Сигарета и мысль — казалось, одно без другого не может быть. Я так его и начал рисовать.

Правда, в это положение он лишь периодически возвращался, а в основном за работой он часто засыпал, и старческая расслабленность деформировала его черты до неузнаваемости.

Я иногда его взбадривал вопросами.

— Михаил Михайлович, кого из художников вы предпочитаете?

Он ответил, но не сразу:

— Одно время — Врубеля.

— А кого из композиторов?

— Вагнера, — ответил он, не задумываясь.

Разговаривали мы мало, так как он очень плохо слышал, иногда чуть ли не кричать приходилось.

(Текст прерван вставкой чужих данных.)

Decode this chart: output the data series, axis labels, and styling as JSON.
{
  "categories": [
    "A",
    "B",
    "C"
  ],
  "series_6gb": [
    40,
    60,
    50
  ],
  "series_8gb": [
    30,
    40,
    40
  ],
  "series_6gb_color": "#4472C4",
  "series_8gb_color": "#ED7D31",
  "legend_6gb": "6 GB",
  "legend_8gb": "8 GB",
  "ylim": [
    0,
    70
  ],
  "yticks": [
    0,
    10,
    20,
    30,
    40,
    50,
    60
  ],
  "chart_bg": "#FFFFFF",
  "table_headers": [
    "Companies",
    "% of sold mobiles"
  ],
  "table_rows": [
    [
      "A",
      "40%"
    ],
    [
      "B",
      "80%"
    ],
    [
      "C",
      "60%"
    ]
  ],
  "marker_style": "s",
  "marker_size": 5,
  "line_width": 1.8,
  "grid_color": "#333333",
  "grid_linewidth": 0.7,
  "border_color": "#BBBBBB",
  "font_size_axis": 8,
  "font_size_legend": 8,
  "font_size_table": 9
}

К нему часто приходила литературная молодёжь, становилось шумно, он оживлялся, к нему являлась его значительность, что помогало мне в работе над портретом.

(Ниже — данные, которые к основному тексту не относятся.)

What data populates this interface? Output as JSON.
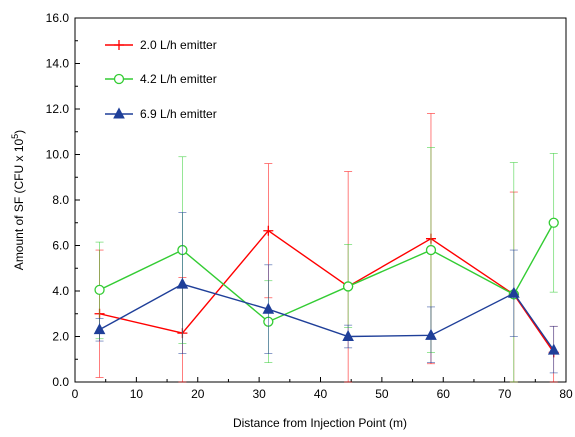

Однажды пришёл Вадим Кожинов, и у них с Михаилом Михайловичем произошёл бурный разговор на литературную тему. Кажется, кто-то писал о Достоевском, и Бахтин его одобрил, а Кожинов был против того человека.

Но дело не в этом, а в том, как неудержимый, быстрый Кожинов, одетый на этот раз как на парад — всё блестело на нём! — горячился, а очень сдержанный, внимательный Бахтин, небритый, в халате, спокойно ему отвечал — создавалась живая картина творческого диспута.

Спокойствие, лаконизм образной речи Бахтина были внушительны.

Вот такой большой ход образа мне и хотелось решить в портрете.

Перед очередной встречей я прогуливался возле дома Бахтина и неожиданно встретил Шкловского. Виктор Борисович спросил: "Ну, что принесли показать?" — а сам лукаво глядел на мою папку.

— Пока показывать нечего, сейчас должен идти рисовать Бахтина, — ответил я как бы в оправдание.

Шкловский был приятно удивлён.

— О, Бахтин! Это великий человек, его обязательно надо написать, — сказал он возбуждённо.

Ну, если Шкловский говорит, значит, так и должно быть.

Правда, я вспомнил, что ког

да я делал портрет самого Шкловского, то он приезжал ко мне в мастерскую посмотреть вообще работы, а особенно — портреты литераторов… тогда он сказал: "Этим портретам здесь не место!". Я спросил недоумённо: "А где?" "В музее!" — ответил он. "Ну, вы Шкловский, вам можно говорить, а я никто…". "Да, меня в шестнадцати странах переводят, за границей, на Западе считают гением", — сказал он, улыбаясь.

…Вот сейчас, назвав Бахтина великим, он также заулыбался.

Трудно понять улыбку Шкловского: к чему она относится? Шутит он или серьёзен?